The treatment of choice for dentigerous cysts depends on their size, symptoms, infection, and developmental stage of the teeth involved. In young children, marsupialization or decompression is frequently better to preserve the eruptive potential of permanent teeth [9]. However, if the cyst is infected, it has caused significant cortical disruption due to its size, and if the affected tooth becomes grossly displaced or nonvital (as in the present case), total enucleation along with the extraction of associated teeth should be considered the preferred treatment option [9]. The cyst was enucleated, and the second primary molar/impacted premolar was extracted.
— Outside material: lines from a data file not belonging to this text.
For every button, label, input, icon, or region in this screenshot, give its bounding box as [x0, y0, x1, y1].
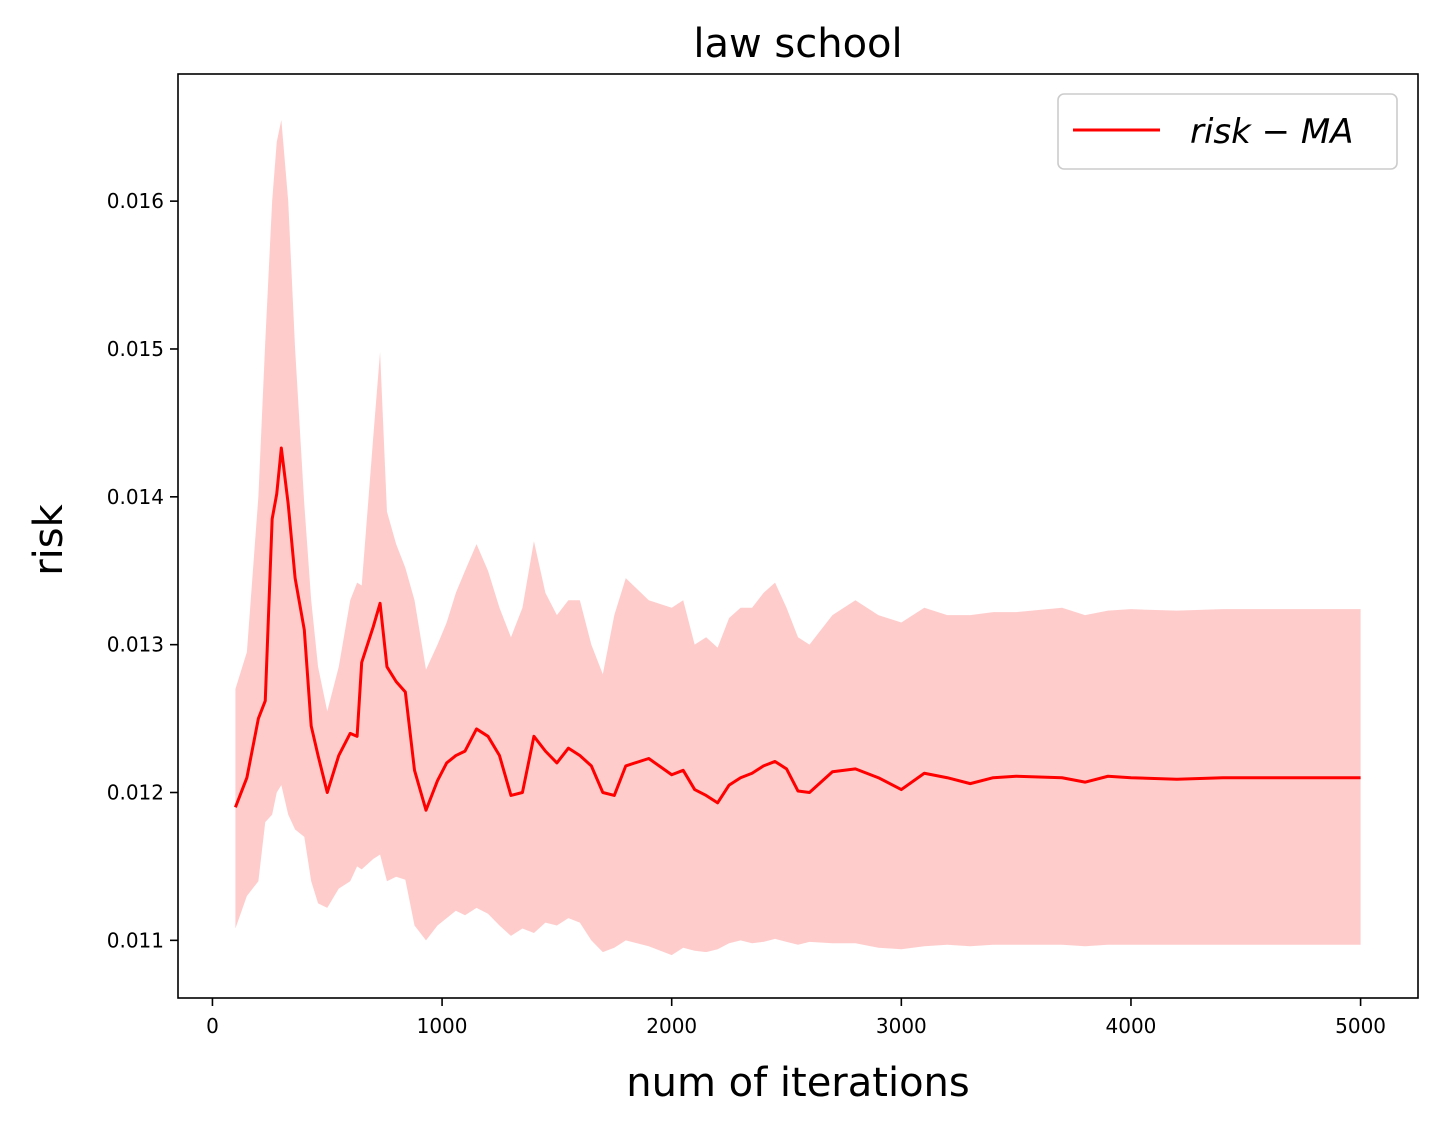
x-tick-label: 5000 — [1335, 1014, 1386, 1038]
legend: risk − MA — [1057, 93, 1398, 170]
chart-title: law school — [693, 21, 902, 67]
plot-area — [234, 119, 1361, 956]
plot-frame — [177, 73, 1419, 999]
y-tick-label: 0.014 — [107, 485, 164, 509]
y-tick-label: 0.015 — [107, 337, 164, 361]
y-tick-label: 0.012 — [107, 781, 164, 805]
x-tick-label: 0 — [206, 1014, 219, 1038]
x-tick-label: 2000 — [646, 1014, 697, 1038]
x-tick-label: 3000 — [876, 1014, 927, 1038]
y-tick-label: 0.011 — [107, 928, 164, 952]
y-axis-label: risk — [26, 503, 72, 575]
series-line-0 — [234, 446, 1361, 812]
series-band-0 — [235, 119, 1361, 956]
x-axis: 0 1000 2000 3000 4000 5000 — [206, 998, 1386, 1038]
x-tick-label: 4000 — [1106, 1014, 1157, 1038]
y-tick-label: 0.013 — [107, 633, 164, 657]
legend-label: risk − MA — [1190, 112, 1354, 152]
x-axis-label: num of iterations — [626, 1060, 969, 1106]
y-tick-label: 0.016 — [107, 189, 164, 213]
x-tick-label: 1000 — [417, 1014, 468, 1038]
y-axis: 0.011 0.012 0.013 0.014 0.015 0.016 — [107, 189, 178, 952]
legend-box — [1057, 93, 1398, 170]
Both teeth were planned for extraction in view of indolent inflammatory changes, root ankylosis, and a poor long-term unerupted tooth prognosis.
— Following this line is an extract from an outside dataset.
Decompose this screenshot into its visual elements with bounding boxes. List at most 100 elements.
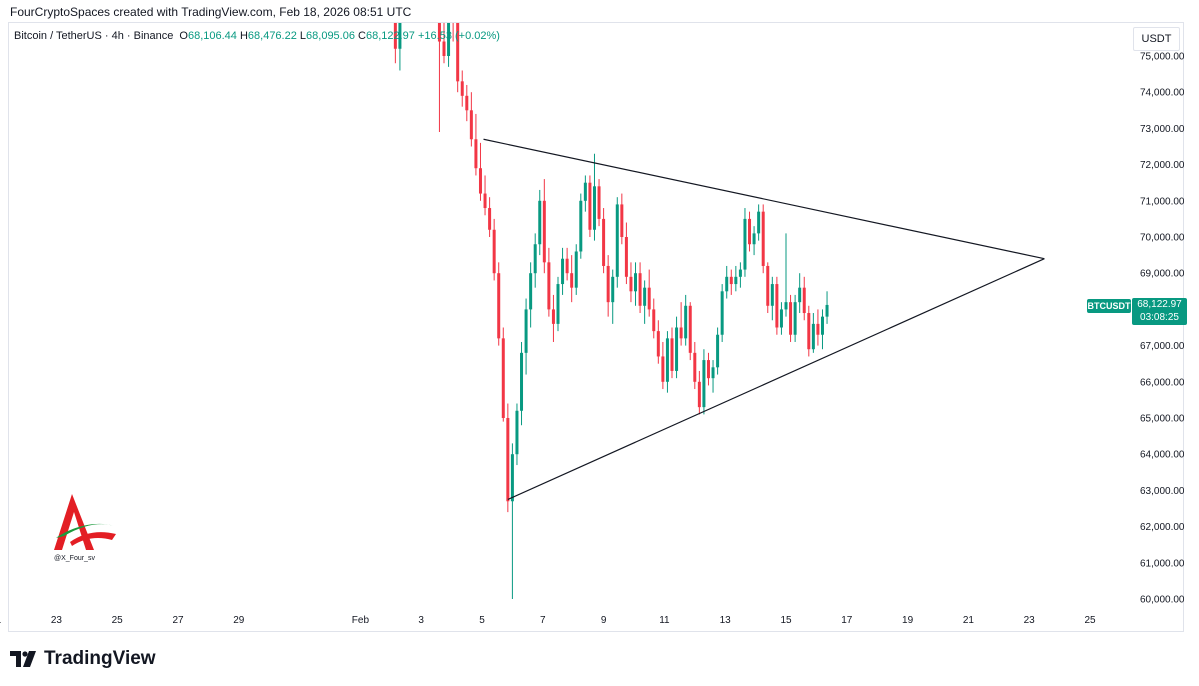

Histopathology, the gold standard, confirms the diagnosis. The present case showed hyperplastic non-keratinized epithelium, chronic inflammatory infiltrate, granulation tissue, and odontogenic rest, features that are seen in an infected dentigerous cyst [2,5]. The absence of epithelial dysplasia or carcinogenesis features confirms the generally benign nature of these lesions. Infrequent malignant transformation has been reported in untreated adult patients to ameloblastoma or squamous cell carcinoma, but this condition is extremely rare in children [9].
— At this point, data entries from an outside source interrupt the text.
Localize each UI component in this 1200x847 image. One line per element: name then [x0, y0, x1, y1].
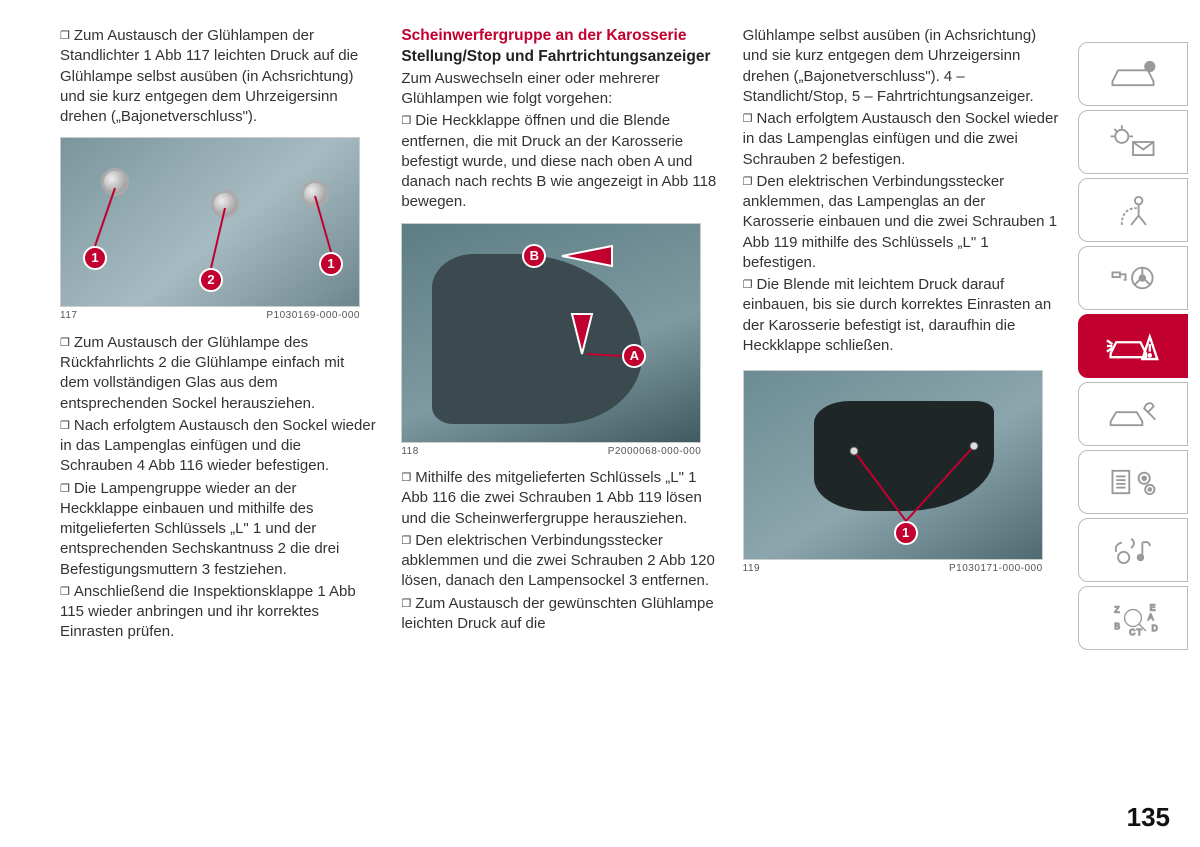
fig119-num: 119 [743, 562, 760, 576]
fig119-lines [744, 371, 1043, 560]
tab-starting-driving[interactable] [1078, 246, 1188, 310]
fig117-code: P1030169-000-000 [266, 309, 360, 323]
svg-text:B: B [1114, 621, 1120, 631]
figure-119: 1 119 P1030171-000-000 [743, 370, 1060, 576]
page-content: Zum Austausch der Glühlampen der Standli… [0, 0, 1060, 645]
c2-para5: Zum Austausch der gewünschten Glühlampe … [401, 594, 718, 635]
c1-para2: Zum Austausch der Glühlampe des Rückfahr… [60, 333, 377, 414]
tab-multimedia[interactable] [1078, 518, 1188, 582]
svg-text:C: C [1129, 627, 1135, 637]
c1-para4: Die Lampengruppe wieder an der Heckklapp… [60, 479, 377, 580]
tab-emergency[interactable] [1078, 314, 1188, 378]
fig118-arrows [402, 224, 701, 443]
c1-para1: Zum Austausch der Glühlampen der Standli… [60, 26, 377, 127]
tab-lights-messages[interactable] [1078, 110, 1188, 174]
figure-119-caption: 119 P1030171-000-000 [743, 562, 1043, 576]
c2-heading-sub: Stellung/Stop und Fahrtrichtungsanzeiger [401, 47, 718, 66]
column-2: Scheinwerfergruppe an der Karosserie Ste… [401, 26, 718, 645]
figure-117-image: 1 2 1 [60, 137, 360, 307]
svg-text:Z: Z [1114, 604, 1119, 614]
c2-para2: Die Heckklappe öffnen und die Blende ent… [401, 111, 718, 212]
figure-118-image: B A [401, 223, 701, 443]
column-1: Zum Austausch der Glühlampen der Standli… [60, 26, 377, 645]
c2-para3: Mithilfe des mitgelieferten Schlüssels „… [401, 468, 718, 529]
svg-text:A: A [1148, 612, 1154, 622]
callout-lines [61, 138, 360, 307]
svg-text:D: D [1152, 623, 1158, 633]
figure-119-image: 1 [743, 370, 1043, 560]
fig118-code: P2000068-000-000 [608, 445, 702, 459]
fig119-code: P1030171-000-000 [949, 562, 1043, 576]
c3-para1: Glühlampe selbst ausüben (in Achsrichtun… [743, 26, 1060, 107]
c1-para5: Anschließend die Inspektionsklappe 1 Abb… [60, 582, 377, 643]
tab-technical-data[interactable] [1078, 450, 1188, 514]
figure-117: 1 2 1 117 P1030169-000-000 [60, 137, 377, 323]
c2-para4: Den elektrischen Verbindungsstecker abkl… [401, 531, 718, 592]
figure-117-caption: 117 P1030169-000-000 [60, 309, 360, 323]
c2-para1: Zum Auswechseln einer oder mehrerer Glüh… [401, 69, 718, 110]
c3-para3: Den elektrischen Verbindungsstecker ankl… [743, 172, 1060, 273]
fig117-num: 117 [60, 309, 77, 323]
tab-vehicle-info[interactable]: i [1078, 42, 1188, 106]
tab-index[interactable]: Z B E A D C T [1078, 586, 1188, 650]
figure-118: B A 118 P2000068-000-000 [401, 223, 718, 459]
fig118-num: 118 [401, 445, 418, 459]
c3-para2: Nach erfolgtem Austausch den Sockel wied… [743, 109, 1060, 170]
chapter-tabs: i [1078, 42, 1188, 650]
column-3: Glühlampe selbst ausüben (in Achsrichtun… [743, 26, 1060, 645]
tab-maintenance[interactable] [1078, 382, 1188, 446]
c2-heading-red: Scheinwerfergruppe an der Karosserie [401, 26, 718, 45]
c3-para4: Die Blende mit leichtem Druck darauf ein… [743, 275, 1060, 356]
figure-118-caption: 118 P2000068-000-000 [401, 445, 701, 459]
svg-text:T: T [1137, 627, 1142, 637]
tab-safety[interactable] [1078, 178, 1188, 242]
c1-para3: Nach erfolgtem Austausch den Sockel wied… [60, 416, 377, 477]
page-number: 135 [1127, 802, 1170, 833]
The postoperative pediatric convalescence is usually uneventful, and recurrences are rare after complete removal of the mass [9]. Our patient had, however, a progressive decrease in swelling, an increase in oral intake, and good clinical status by 4 days postoperatively. Early maxillofacial surgery follow-up is required for wound healing checks, recurrence, and consultation regarding long-term dental rehabilitation.
In conclusion, this case highlights several advantageous principles of practice: Dentigerous cysts in children can become secondarily infected and may present as a regular abscess; ideally, the role of radiology should be emphasized to differentiate developmental-based diseases from periapical-based pathologies; anaerobic bacteria, such as P. oris, require organism-directed antimicrobials; finally, complete enucleation is appropriate after an acute presentation or structural compromise. In the larger picture of the problem, early dental examination and referral are crucial for such children who present with repeated jaw swelling, so that delayed diagnosis leading to potentially avoidable complications like the formation of a fistula and arrest of development of permanent teeth can be avoided.
Conclusions
This case reports an unusual infected dentigerous cyst in a child who presented with long-standing swelling and an extraoral fistula, illustrating that recurrent or non-healing dental infection should prompt early imaging and specialist referral. Discovering an unerupted tooth within the cyst cavity, along with the diagnosis of anaerobic infection, permitted a targeted surgical and antimicrobial approach, leading to complete healing. Early identification, proper imaging, total cyst enucleation, and culture-specific antibiotics are necessary to avoid complications and hand over long-term oral health in children.